# 03 Autograd

In this part, learn about the Autograd and how to compute gradients.

# What is Autograd?

#Autogradとは

Autograd is a PyTorch package that automatically calculates gradients, which are crucial for optimizing models.

Grad is gradation, which is a vector of partial differentials with respect to each parameter.


Autogradは、モデルの最適化に欠かせない勾配を自動計算するPyTorchのパッケージです。

gradは勾配のことで，各パラメータについての偏微分をベクトルとしてまとめたものです．


# Autograd package

Autograd provides automatic differentiation for all operations on Tensors.

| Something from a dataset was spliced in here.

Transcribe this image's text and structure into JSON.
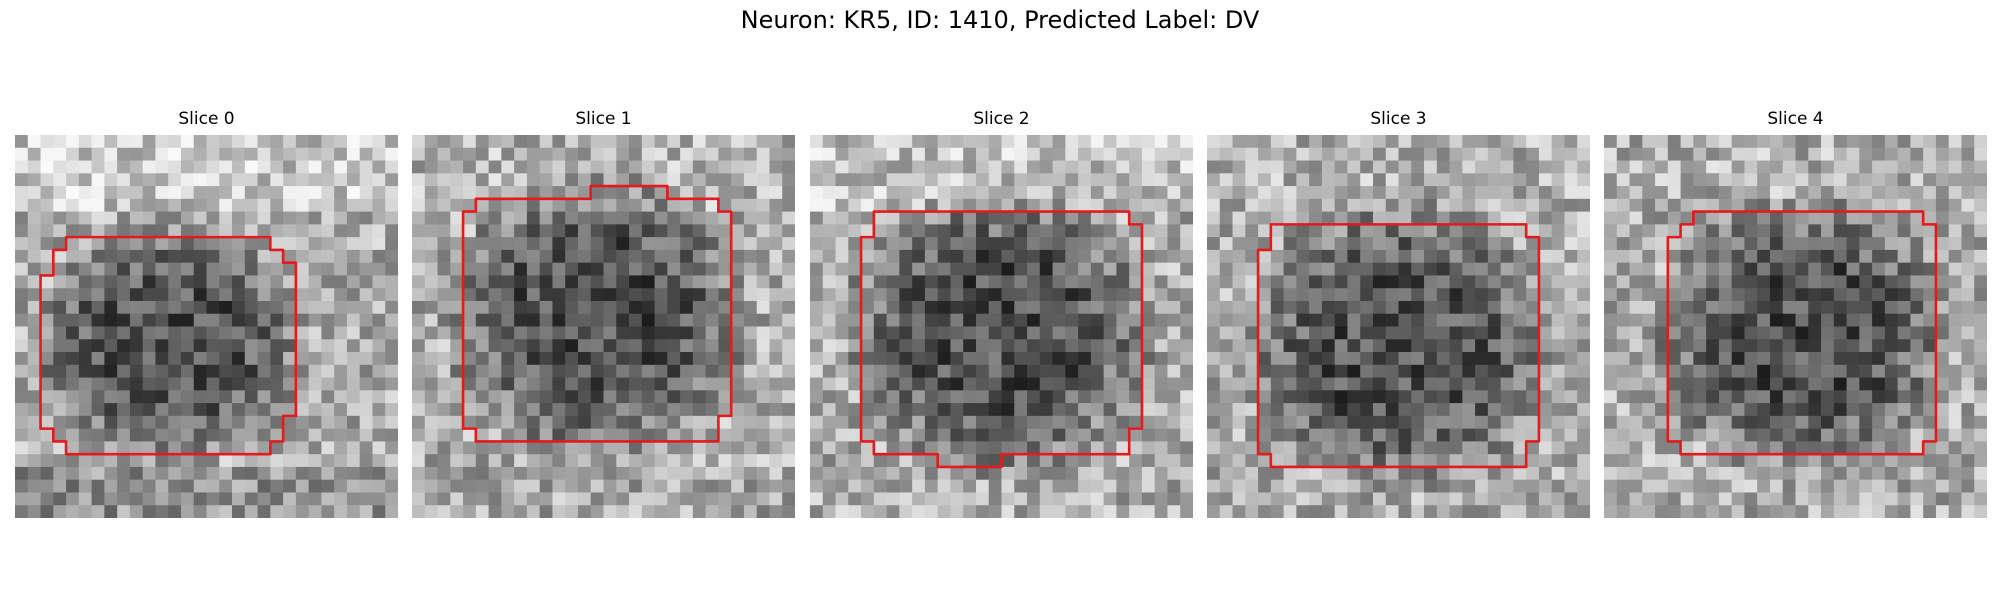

If we want the gradient, we have to set `requires_grad=True.` 

- This attribute set, all operations on the tensor are tracked in the computational graph.

Operations with tensors create a computational graph and have a "grad_fn" attribute.
- In this program, "y" has a computational graph and "grad_fn" attribute.


[torch.randn](https://pytorch.org/docs/stable/generated/torch.randn.html): Returns a tensor filled with random numbers from a normal distribution with mean 0 and variance 1 


AutogradはTensorに対するすべての操作に対して自動で微分を計算します．

勾配を求めたい場合は，`requires_grad=True.`を設定する必要があります．

- この属性が設定されると，Tensorに対するすべての操作が計算グラフの中で追跡されるようになります．

Tensorを使った操作は計算グラフを作り、"grad_fn" 属性を持ちます．
- このプログラムでは、"y "は計算グラフと "grad_fn "属性を持っています．


[torch.randn](https://pytorch.org/docs/stable/generated/torch.randn.html)： 平均0、分散1の正規分布からの乱数で満たされたTensorを返します．





In [None]:
import torch
x = torch.randn(3, requires_grad=True)
y = x + 2


print(x)
print(y)
print(y.grad_fn)


z = y * y * 3
print(z)
z = z.mean()
print(z)

tensor([-0.3206,  0.7642, -0.7820], requires_grad=True)
tensor([1.6794, 2.7642, 1.2180], grad_fn=<AddBackward0>)
<AddBackward0 object at 0x7fcc013177c0>
tensor([ 8.4616, 22.9223,  4.4503], grad_fn=<MulBackward0>)
tensor(11.9447, grad_fn=<MeanBackward0>)


# Computational graph

Operations with tensors create a computational graph.

First, do a forward pass, calculate the output Y.
- If `requires_grad = True`: automatically create and store a function.  and this function is then used in the back propagation.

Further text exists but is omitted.